We decide to first enter the small Shiva Temple with an amazingly big Shaligram, a fossilized shell which is known as Chakra. Shaligram is considered a sacred holy stone found only in the river Gandaki in Muktinath. It is the symbol of God Vishnu. Historically, the use of Shaligram in worship can be traced to the time of Adi Shankara through his work. The energy is precious and we have no other travelers around when sitting inside the temple and absorbing this unique little spot on earth.
We then continue to the Mukti Kundas to take a sacred dip. “You go first” I say to my friend, buying myself some more time to mentally prepare for this incredibly freezing experience. I can’t see anyone else taking fully immersed dips, specially no women and definitely no white woman. My friend is back. It is my turn now. I change in one of the changing rooms around the corner and close my eyes for a few moments. And just when I am about to start, I ask in disbelieve “Are these snow flakes that are falling on us?”. Yup, they are! And the snowfall picks up quickly turning into a proper snow storm. We definitely have minus degrees. I decide to power through with the dips before temperatures drop further. The dips start by passing all the 108 Mukti Kundas and conclude in full dips in the two ponds infront of the temple.

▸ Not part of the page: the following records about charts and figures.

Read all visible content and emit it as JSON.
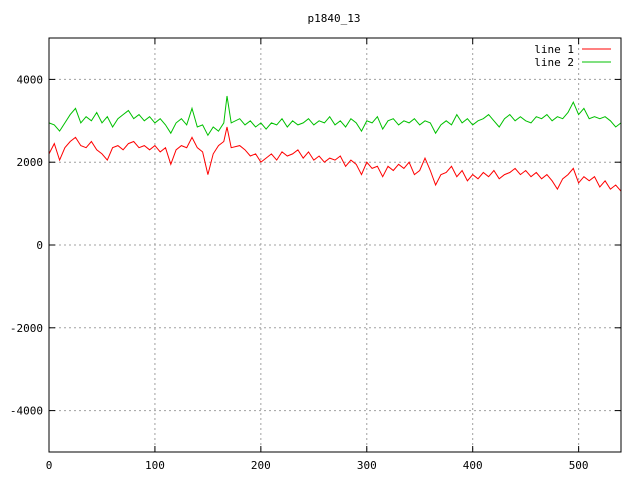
{
  "chart_data": {
    "type": "line",
    "title": "p1840_13",
    "xlabel": "",
    "ylabel": "",
    "xlim": [
      0,
      540
    ],
    "ylim": [
      -5000,
      5000
    ],
    "xticks": [
      0,
      100,
      200,
      300,
      400,
      500
    ],
    "yticks": [
      -4000,
      -2000,
      0,
      2000,
      4000
    ],
    "grid": true,
    "legend_position": "top-right",
    "series": [
      {
        "name": "line 1",
        "color": "#ff0000",
        "points": [
          [
            0,
            2200
          ],
          [
            5,
            2450
          ],
          [
            10,
            2050
          ],
          [
            15,
            2350
          ],
          [
            20,
            2500
          ],
          [
            25,
            2600
          ],
          [
            30,
            2400
          ],
          [
            35,
            2350
          ],
          [
            40,
            2500
          ],
          [
            45,
            2300
          ],
          [
            50,
            2200
          ],
          [
            55,
            2050
          ],
          [
            60,
            2350
          ],
          [
            65,
            2400
          ],
          [
            70,
            2300
          ],
          [
            75,
            2450
          ],
          [
            80,
            2500
          ],
          [
            85,
            2350
          ],
          [
            90,
            2400
          ],
          [
            95,
            2300
          ],
          [
            100,
            2400
          ],
          [
            105,
            2250
          ],
          [
            110,
            2350
          ],
          [
            115,
            1950
          ],
          [
            120,
            2300
          ],
          [
            125,
            2400
          ],
          [
            130,
            2350
          ],
          [
            135,
            2600
          ],
          [
            140,
            2350
          ],
          [
            145,
            2250
          ],
          [
            150,
            1700
          ],
          [
            155,
            2200
          ],
          [
            160,
            2400
          ],
          [
            165,
            2500
          ],
          [
            168,
            2850
          ],
          [
            172,
            2350
          ],
          [
            180,
            2400
          ],
          [
            185,
            2300
          ],
          [
            190,
            2150
          ],
          [
            195,
            2200
          ],
          [
            200,
            2000
          ],
          [
            205,
            2100
          ],
          [
            210,
            2200
          ],
          [
            215,
            2050
          ],
          [
            220,
            2250
          ],
          [
            225,
            2150
          ],
          [
            230,
            2200
          ],
          [
            235,
            2300
          ],
          [
            240,
            2100
          ],
          [
            245,
            2250
          ],
          [
            250,
            2050
          ],
          [
            255,
            2150
          ],
          [
            260,
            2000
          ],
          [
            265,
            2100
          ],
          [
            270,
            2050
          ],
          [
            275,
            2150
          ],
          [
            280,
            1900
          ],
          [
            285,
            2050
          ],
          [
            290,
            1950
          ],
          [
            295,
            1700
          ],
          [
            300,
            2000
          ],
          [
            305,
            1850
          ],
          [
            310,
            1900
          ],
          [
            315,
            1650
          ],
          [
            320,
            1900
          ],
          [
            325,
            1800
          ],
          [
            330,
            1950
          ],
          [
            335,
            1850
          ],
          [
            340,
            2000
          ],
          [
            345,
            1700
          ],
          [
            350,
            1800
          ],
          [
            355,
            2100
          ],
          [
            360,
            1800
          ],
          [
            365,
            1450
          ],
          [
            370,
            1700
          ],
          [
            375,
            1750
          ],
          [
            380,
            1900
          ],
          [
            385,
            1650
          ],
          [
            390,
            1800
          ],
          [
            395,
            1550
          ],
          [
            400,
            1700
          ],
          [
            405,
            1600
          ],
          [
            410,
            1750
          ],
          [
            415,
            1650
          ],
          [
            420,
            1800
          ],
          [
            425,
            1600
          ],
          [
            430,
            1700
          ],
          [
            435,
            1750
          ],
          [
            440,
            1850
          ],
          [
            445,
            1700
          ],
          [
            450,
            1800
          ],
          [
            455,
            1650
          ],
          [
            460,
            1750
          ],
          [
            465,
            1600
          ],
          [
            470,
            1700
          ],
          [
            475,
            1550
          ],
          [
            480,
            1350
          ],
          [
            485,
            1600
          ],
          [
            490,
            1700
          ],
          [
            495,
            1850
          ],
          [
            500,
            1500
          ],
          [
            505,
            1650
          ],
          [
            510,
            1550
          ],
          [
            515,
            1650
          ],
          [
            520,
            1400
          ],
          [
            525,
            1550
          ],
          [
            530,
            1350
          ],
          [
            535,
            1450
          ],
          [
            540,
            1300
          ]
        ]
      },
      {
        "name": "line 2",
        "color": "#00c000",
        "points": [
          [
            0,
            2950
          ],
          [
            5,
            2900
          ],
          [
            10,
            2750
          ],
          [
            15,
            2950
          ],
          [
            20,
            3150
          ],
          [
            25,
            3300
          ],
          [
            30,
            2950
          ],
          [
            35,
            3100
          ],
          [
            40,
            3000
          ],
          [
            45,
            3200
          ],
          [
            50,
            2950
          ],
          [
            55,
            3100
          ],
          [
            60,
            2850
          ],
          [
            65,
            3050
          ],
          [
            70,
            3150
          ],
          [
            75,
            3250
          ],
          [
            80,
            3050
          ],
          [
            85,
            3150
          ],
          [
            90,
            3000
          ],
          [
            95,
            3100
          ],
          [
            100,
            2950
          ],
          [
            105,
            3050
          ],
          [
            110,
            2900
          ],
          [
            115,
            2700
          ],
          [
            120,
            2950
          ],
          [
            125,
            3050
          ],
          [
            130,
            2900
          ],
          [
            135,
            3300
          ],
          [
            140,
            2850
          ],
          [
            145,
            2900
          ],
          [
            150,
            2650
          ],
          [
            155,
            2850
          ],
          [
            160,
            2750
          ],
          [
            165,
            2950
          ],
          [
            168,
            3600
          ],
          [
            172,
            2950
          ],
          [
            180,
            3050
          ],
          [
            185,
            2900
          ],
          [
            190,
            3000
          ],
          [
            195,
            2850
          ],
          [
            200,
            2950
          ],
          [
            205,
            2800
          ],
          [
            210,
            2950
          ],
          [
            215,
            2900
          ],
          [
            220,
            3050
          ],
          [
            225,
            2850
          ],
          [
            230,
            3000
          ],
          [
            235,
            2900
          ],
          [
            240,
            2950
          ],
          [
            245,
            3050
          ],
          [
            250,
            2900
          ],
          [
            255,
            3000
          ],
          [
            260,
            2950
          ],
          [
            265,
            3100
          ],
          [
            270,
            2900
          ],
          [
            275,
            3000
          ],
          [
            280,
            2850
          ],
          [
            285,
            3050
          ],
          [
            290,
            2950
          ],
          [
            295,
            2750
          ],
          [
            300,
            3000
          ],
          [
            305,
            2950
          ],
          [
            310,
            3100
          ],
          [
            315,
            2800
          ],
          [
            320,
            3000
          ],
          [
            325,
            3050
          ],
          [
            330,
            2900
          ],
          [
            335,
            3000
          ],
          [
            340,
            2950
          ],
          [
            345,
            3050
          ],
          [
            350,
            2900
          ],
          [
            355,
            3000
          ],
          [
            360,
            2950
          ],
          [
            365,
            2700
          ],
          [
            370,
            2900
          ],
          [
            375,
            3000
          ],
          [
            380,
            2900
          ],
          [
            385,
            3150
          ],
          [
            390,
            2950
          ],
          [
            395,
            3050
          ],
          [
            400,
            2900
          ],
          [
            405,
            3000
          ],
          [
            410,
            3050
          ],
          [
            415,
            3150
          ],
          [
            420,
            3000
          ],
          [
            425,
            2850
          ],
          [
            430,
            3050
          ],
          [
            435,
            3150
          ],
          [
            440,
            3000
          ],
          [
            445,
            3100
          ],
          [
            450,
            3000
          ],
          [
            455,
            2950
          ],
          [
            460,
            3100
          ],
          [
            465,
            3050
          ],
          [
            470,
            3150
          ],
          [
            475,
            3000
          ],
          [
            480,
            3100
          ],
          [
            485,
            3050
          ],
          [
            490,
            3200
          ],
          [
            495,
            3450
          ],
          [
            500,
            3150
          ],
          [
            505,
            3300
          ],
          [
            510,
            3050
          ],
          [
            515,
            3100
          ],
          [
            520,
            3050
          ],
          [
            525,
            3100
          ],
          [
            530,
            3000
          ],
          [
            535,
            2850
          ],
          [
            540,
            2950
          ]
        ]
      }
    ]
  }
}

Done, the first 108 Mukti Kundas are manageable I think to myself. Now the big part is ahead. I focus and mentally prepare myself for the full water dips. With steady speed I walk inside the pond and feel my legs getting numb. It is incredibly cold. I look at my friend one last time and down I am. An amazing experience. Although changing back into my clothes proves challenging….my red swollen fingers and toes don’t want to move as ordered by my brain.
Now we are all set to set foot into the Muktinath Shrine. What is in particular precious to observe is a Hindu and Buddhist priest working along side together in the temple. We do our Parikrama, receive Prasad and blessings from both. By now heavy snow starts falling and within minutes the whole area is fully covered in white. All other travellers have left by now. Silently, our hearts filled with gratitude, we bid good-bye and start our journey home.